Deep learning systems are revolutionizing our approach to understanding and mimicking a vast array of processes, some of whose applications are as diverse as video games or even mapping out obesity rates in select cities. It's also proven instrumental in helping to clarify certain processes which are difficult to gain a full perspective on.
Now, a team of researchers from MIT's Center for Brains, Minds, and Machines (CBMM) and Computer Science and Artificial Intelligence Laboratory (CSAIL) have designed a study that seeks to answer some of these questions centered around language learning in young children. Enhancing the process known as a semantic parsing--which consists of converting language into a logical and measurable data form--it essentially employs deep learning algorithms to copy this process in children, achieving results only through observation.
The team behind the research will present the details in a paper at this year's Empirical Methods in Natural Language Processing conference in Brussels, Belgium, which runs between November 2nd and 4th.
Enhancing the Language Process
To achieve the results, the team used video for the training, as they thought it would offer more accurate results. “There are temporal components — objects interacting with each other and with people — and high-level properties you wouldn’t see in a still image or just in language, explains Candace Ross, a graduate student in the Department of Electrical Engineering and Computer Science and CSAIL and first author on the paper.
In total, roughly 400 videos demonstrating a number of tasks were used, with 1,200 captions being added, thanks to contributions sent via the crowdsourcing platform Mechanical Turk. The scientists then made the wise choice to divide the captions into two groups:
840 would be used for tuning and training purposes, while the remaining 360 were reserved only for testing, offering a streamlined process in which “you don’t need nearly as much data — although if you had [the data], you could scale up to huge data sets,” says co-author Andrei Barbu, a researcher in the Computer Science and Artificial Intelligence Laboratory (CSAIL) and the Center for Brains, Minds, and Machines (CBMM) within MIT’s McGovern Institute.
Unlocking Clues About Learning
The promising research offers the possibility to deepen understanding about some of the fundamental learning processes which children engage in. With the obvious challenges that children have with articulating some of these nuances due to their different stage of developmental, AI is playing a valuable role.
“A child has access to redundant, complementary information from different modalities, including hearing parents and siblings talk about the world, as well as tactile information and visual information, [which help him or her] to understand the world,” shares co-author Boris Katz, a principal research scientist and also head of the InfoLab Group at CSAIL.
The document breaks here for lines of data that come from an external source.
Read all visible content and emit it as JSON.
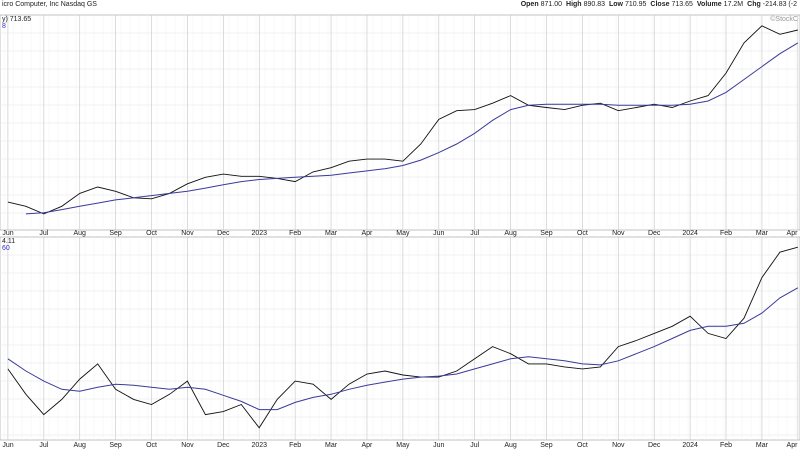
{
  "header": {
    "name": "icro Computer, Inc Nasdaq GS",
    "quote": [
      {
        "label": "Open",
        "value": "871.00"
      },
      {
        "label": "High",
        "value": "890.83"
      },
      {
        "label": "Low",
        "value": "710.95"
      },
      {
        "label": "Close",
        "value": "713.65"
      },
      {
        "label": "Volume",
        "value": "17.2M"
      },
      {
        "label": "Chg",
        "value": "-214.83 (-2"
      }
    ],
    "legend": "y) 713.65",
    "legend_sub": "8",
    "watermark": "©StockC"
  },
  "chart_data": [
    {
      "type": "line",
      "xlim": [
        -0.22,
        22.06
      ],
      "ylim": [
        0,
        100
      ],
      "xticks": [
        {
          "value": 0,
          "label": "Jun"
        },
        {
          "value": 1,
          "label": "Jul"
        },
        {
          "value": 2,
          "label": "Aug"
        },
        {
          "value": 3,
          "label": "Sep"
        },
        {
          "value": 4,
          "label": "Oct"
        },
        {
          "value": 5,
          "label": "Nov"
        },
        {
          "value": 6,
          "label": "Dec"
        },
        {
          "value": 7,
          "label": "2023"
        },
        {
          "value": 8,
          "label": "Feb"
        },
        {
          "value": 9,
          "label": "Mar"
        },
        {
          "value": 10,
          "label": "Apr"
        },
        {
          "value": 11,
          "label": "May"
        },
        {
          "value": 12,
          "label": "Jun"
        },
        {
          "value": 13,
          "label": "Jul"
        },
        {
          "value": 14,
          "label": "Aug"
        },
        {
          "value": 15,
          "label": "Sep"
        },
        {
          "value": 16,
          "label": "Oct"
        },
        {
          "value": 17,
          "label": "Nov"
        },
        {
          "value": 18,
          "label": "Dec"
        },
        {
          "value": 19,
          "label": "2024"
        },
        {
          "value": 20,
          "label": "Feb"
        },
        {
          "value": 21,
          "label": "Mar"
        },
        {
          "value": 22,
          "label": "Apr"
        }
      ],
      "x": [
        0,
        0.5,
        1,
        1.5,
        2,
        2.5,
        3,
        3.5,
        4,
        4.5,
        5,
        5.5,
        6,
        6.5,
        7,
        7.5,
        8,
        8.5,
        9,
        9.5,
        10,
        10.5,
        11,
        11.5,
        12,
        12.5,
        13,
        13.5,
        14,
        14.5,
        15,
        15.5,
        16,
        16.5,
        17,
        17.5,
        18,
        18.5,
        19,
        19.5,
        20,
        20.5,
        21,
        21.5,
        22
      ],
      "series": [
        {
          "color": "#111111",
          "values": [
            13,
            11,
            7.5,
            11,
            17,
            20,
            18,
            15,
            14.5,
            17,
            21.5,
            24.5,
            26,
            25,
            25,
            24,
            22.5,
            27,
            29,
            32,
            33,
            33,
            32,
            40,
            51.5,
            55.5,
            56,
            59,
            62.5,
            58,
            57,
            56,
            58,
            59,
            55.5,
            57,
            58.5,
            57,
            60,
            62.5,
            73,
            87,
            95,
            91,
            93
          ]
        },
        {
          "color": "#3a3a9a",
          "values": [
            null,
            7.5,
            8,
            9.5,
            11,
            12.5,
            14,
            15,
            16,
            17,
            18,
            19.5,
            21,
            22.5,
            23.5,
            24,
            24.5,
            25,
            25.5,
            26.5,
            27.5,
            28.5,
            30,
            32.5,
            36,
            40,
            45,
            51,
            56,
            58,
            58.5,
            58.5,
            58.5,
            58.5,
            58,
            58,
            58,
            58,
            58.5,
            60,
            64,
            70,
            76,
            82,
            87
          ]
        }
      ]
    },
    {
      "type": "line",
      "legend": "4.11",
      "legend_sub": "60",
      "xlim": [
        -0.22,
        22.06
      ],
      "ylim": [
        0,
        100
      ],
      "xticks": [
        {
          "value": 0,
          "label": "Jun"
        },
        {
          "value": 1,
          "label": "Jul"
        },
        {
          "value": 2,
          "label": "Aug"
        },
        {
          "value": 3,
          "label": "Sep"
        },
        {
          "value": 4,
          "label": "Oct"
        },
        {
          "value": 5,
          "label": "Nov"
        },
        {
          "value": 6,
          "label": "Dec"
        },
        {
          "value": 7,
          "label": "2023"
        },
        {
          "value": 8,
          "label": "Feb"
        },
        {
          "value": 9,
          "label": "Mar"
        },
        {
          "value": 10,
          "label": "Apr"
        },
        {
          "value": 11,
          "label": "May"
        },
        {
          "value": 12,
          "label": "Jun"
        },
        {
          "value": 13,
          "label": "Jul"
        },
        {
          "value": 14,
          "label": "Aug"
        },
        {
          "value": 15,
          "label": "Sep"
        },
        {
          "value": 16,
          "label": "Oct"
        },
        {
          "value": 17,
          "label": "Nov"
        },
        {
          "value": 18,
          "label": "Dec"
        },
        {
          "value": 19,
          "label": "2024"
        },
        {
          "value": 20,
          "label": "Feb"
        },
        {
          "value": 21,
          "label": "Mar"
        },
        {
          "value": 22,
          "label": "Apr"
        }
      ],
      "x": [
        0,
        0.5,
        1,
        1.5,
        2,
        2.5,
        3,
        3.5,
        4,
        4.5,
        5,
        5.5,
        6,
        6.5,
        7,
        7.5,
        8,
        8.5,
        9,
        9.5,
        10,
        10.5,
        11,
        11.5,
        12,
        12.5,
        13,
        13.5,
        14,
        14.5,
        15,
        15.5,
        16,
        16.5,
        17,
        17.5,
        18,
        18.5,
        19,
        19.5,
        20,
        20.5,
        21,
        21.5,
        22
      ],
      "series": [
        {
          "color": "#111111",
          "values": [
            35,
            22.5,
            12.5,
            20,
            30,
            37.5,
            25,
            20,
            17.5,
            22.5,
            29,
            12.5,
            14,
            17.5,
            6,
            20,
            29,
            27.5,
            20,
            27.5,
            32.5,
            34,
            32,
            31,
            31,
            34,
            40,
            46,
            42.5,
            37.5,
            37.5,
            36,
            35,
            36,
            46,
            49,
            52.5,
            56,
            61,
            52.5,
            50,
            60,
            80,
            92.5,
            95
          ]
        },
        {
          "color": "#3a3a9a",
          "values": [
            40,
            34,
            29,
            25,
            24,
            26,
            27.5,
            27,
            26,
            25,
            26,
            25,
            22,
            19,
            15,
            15,
            18.5,
            21,
            22.5,
            25,
            27,
            28.5,
            30,
            31,
            31.5,
            32.5,
            35,
            37.5,
            40,
            41,
            40,
            39,
            37.5,
            37,
            39,
            42.5,
            46,
            50,
            54,
            56,
            56,
            57.5,
            62.5,
            70,
            75
          ]
        }
      ]
    }
  ]
}
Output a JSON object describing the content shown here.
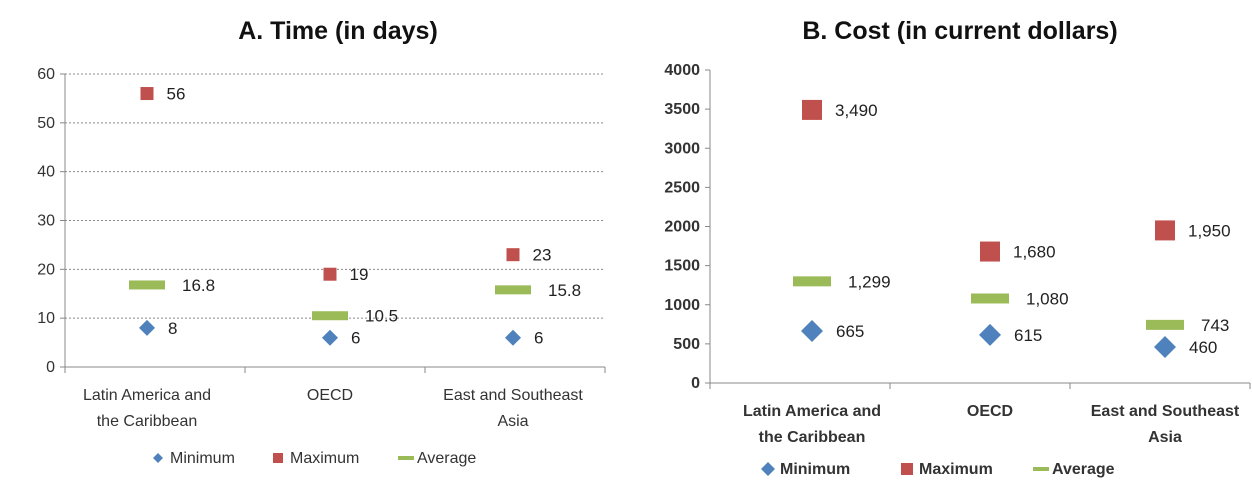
{
  "colors": {
    "minimum": "#4F81BD",
    "maximum": "#C0504D",
    "average": "#9BBB59"
  },
  "chart_data": [
    {
      "type": "scatter",
      "title": "A.   Time (in days)",
      "categories": [
        [
          "Latin America and",
          "the Caribbean"
        ],
        [
          "OECD"
        ],
        [
          "East and Southeast",
          "Asia"
        ]
      ],
      "yticks": [
        "0",
        "10",
        "20",
        "30",
        "40",
        "50",
        "60"
      ],
      "ylim": [
        0,
        60
      ],
      "grid": true,
      "legend_position": "bottom",
      "series": [
        {
          "name": "Minimum",
          "key": "minimum",
          "marker": "diamond",
          "values": [
            8,
            6,
            6
          ],
          "labels": [
            "8",
            "6",
            "6"
          ]
        },
        {
          "name": "Maximum",
          "key": "maximum",
          "marker": "square",
          "values": [
            56,
            19,
            23
          ],
          "labels": [
            "56",
            "19",
            "23"
          ]
        },
        {
          "name": "Average",
          "key": "average",
          "marker": "dash",
          "values": [
            16.8,
            10.5,
            15.8
          ],
          "labels": [
            "16.8",
            "10.5",
            "15.8"
          ]
        }
      ]
    },
    {
      "type": "scatter",
      "title": "B.   Cost (in current dollars)",
      "categories": [
        [
          "Latin America and",
          "the Caribbean"
        ],
        [
          "OECD"
        ],
        [
          "East and Southeast",
          "Asia"
        ]
      ],
      "yticks": [
        "0",
        "500",
        "1000",
        "1500",
        "2000",
        "2500",
        "3000",
        "3500",
        "4000"
      ],
      "ylim": [
        0,
        4000
      ],
      "grid": false,
      "legend_position": "bottom",
      "series": [
        {
          "name": "Minimum",
          "key": "minimum",
          "marker": "diamond",
          "values": [
            665,
            615,
            460
          ],
          "labels": [
            "665",
            "615",
            "460"
          ]
        },
        {
          "name": "Maximum",
          "key": "maximum",
          "marker": "square",
          "values": [
            3490,
            1680,
            1950
          ],
          "labels": [
            "3,490",
            "1,680",
            "1,950"
          ]
        },
        {
          "name": "Average",
          "key": "average",
          "marker": "dash",
          "values": [
            1299,
            1080,
            743
          ],
          "labels": [
            "1,299",
            "1,080",
            "743"
          ]
        }
      ]
    }
  ]
}
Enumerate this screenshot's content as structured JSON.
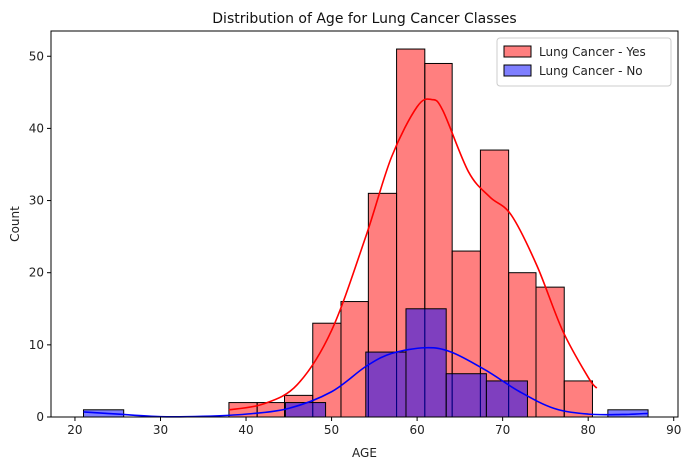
{
  "chart_data": {
    "type": "bar",
    "title": "Distribution of Age for Lung Cancer Classes",
    "xlabel": "AGE",
    "ylabel": "Count",
    "xlim": [
      17.2,
      90.5
    ],
    "ylim": [
      0,
      53.5
    ],
    "xticks": [
      20,
      30,
      40,
      50,
      60,
      70,
      80,
      90
    ],
    "yticks": [
      0,
      10,
      20,
      30,
      40,
      50
    ],
    "legend_position": "top-right",
    "grid": false,
    "series": [
      {
        "name": "Lung Cancer - Yes",
        "color": "#ff0000",
        "bin_edges": [
          38,
          41.3,
          44.5,
          47.8,
          51.1,
          54.3,
          57.6,
          60.9,
          64.1,
          67.4,
          70.7,
          73.9,
          77.2,
          80.5
        ],
        "values": [
          2,
          2,
          3,
          13,
          16,
          31,
          51,
          49,
          23,
          37,
          20,
          18,
          5
        ],
        "kde_x": [
          38,
          42,
          46,
          50,
          54,
          57,
          60,
          61.7,
          63,
          66,
          68.5,
          71,
          74,
          77,
          80,
          81
        ],
        "kde_y": [
          1,
          1.8,
          4.5,
          12,
          25,
          36,
          43,
          44,
          42.5,
          34,
          30.5,
          28,
          21,
          12,
          5.5,
          4
        ]
      },
      {
        "name": "Lung Cancer - No",
        "color": "#0000ff",
        "bin_edges": [
          21,
          25.7,
          30.4,
          35.1,
          39.9,
          44.6,
          49.3,
          54,
          58.7,
          63.4,
          68.1,
          72.9,
          77.6,
          82.3,
          87
        ],
        "values": [
          1,
          0,
          0,
          0,
          0,
          2,
          0,
          9,
          15,
          6,
          5,
          0,
          0,
          1
        ],
        "kde_x": [
          21,
          25,
          30,
          35,
          40,
          45,
          50,
          54,
          57,
          61,
          64,
          68,
          72,
          76,
          80,
          84,
          87
        ],
        "kde_y": [
          0.7,
          0.4,
          0.05,
          0.1,
          0.4,
          1.2,
          3.5,
          7,
          8.8,
          9.6,
          9,
          6.5,
          3.5,
          1.2,
          0.4,
          0.35,
          0.5
        ]
      }
    ]
  }
}
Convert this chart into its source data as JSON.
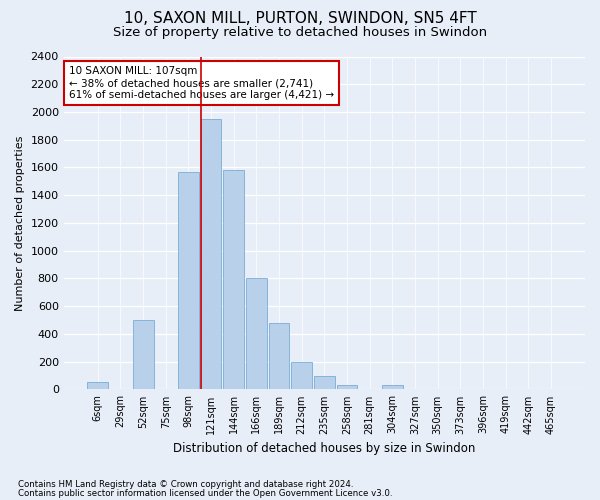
{
  "title1": "10, SAXON MILL, PURTON, SWINDON, SN5 4FT",
  "title2": "Size of property relative to detached houses in Swindon",
  "xlabel": "Distribution of detached houses by size in Swindon",
  "ylabel": "Number of detached properties",
  "categories": [
    "6sqm",
    "29sqm",
    "52sqm",
    "75sqm",
    "98sqm",
    "121sqm",
    "144sqm",
    "166sqm",
    "189sqm",
    "212sqm",
    "235sqm",
    "258sqm",
    "281sqm",
    "304sqm",
    "327sqm",
    "350sqm",
    "373sqm",
    "396sqm",
    "419sqm",
    "442sqm",
    "465sqm"
  ],
  "values": [
    50,
    0,
    500,
    0,
    1570,
    1950,
    1580,
    800,
    480,
    200,
    95,
    30,
    0,
    30,
    0,
    0,
    0,
    0,
    0,
    0,
    0
  ],
  "bar_color": "#b8d0ea",
  "bar_edge_color": "#7aaed6",
  "property_line_x": 4.57,
  "annotation_text": "10 SAXON MILL: 107sqm\n← 38% of detached houses are smaller (2,741)\n61% of semi-detached houses are larger (4,421) →",
  "annotation_box_color": "#ffffff",
  "annotation_box_edge": "#cc0000",
  "footer1": "Contains HM Land Registry data © Crown copyright and database right 2024.",
  "footer2": "Contains public sector information licensed under the Open Government Licence v3.0.",
  "background_color": "#e8eef8",
  "ylim": [
    0,
    2400
  ],
  "yticks": [
    0,
    200,
    400,
    600,
    800,
    1000,
    1200,
    1400,
    1600,
    1800,
    2000,
    2200,
    2400
  ],
  "line_color": "#cc0000",
  "title1_fontsize": 11,
  "title2_fontsize": 9.5
}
"It’s an amazing puzzle, to process all this simultaneous sensory input. This work is part of a bigger piece to understand how this kind of learning happens in the world.”
As the process of acquiring language is so complex, it requires a multi-disciplinarian approach that takes into account the world that children inhabit. “Children interact with the environment as they’re learning. Our idea is to have a model that would also use perception to learn,” Ross adds.
The researchers have also shared the details of their paper, titled "Deep sequential models for sampling-based planning", via the Computer Science Department of the University of Washington.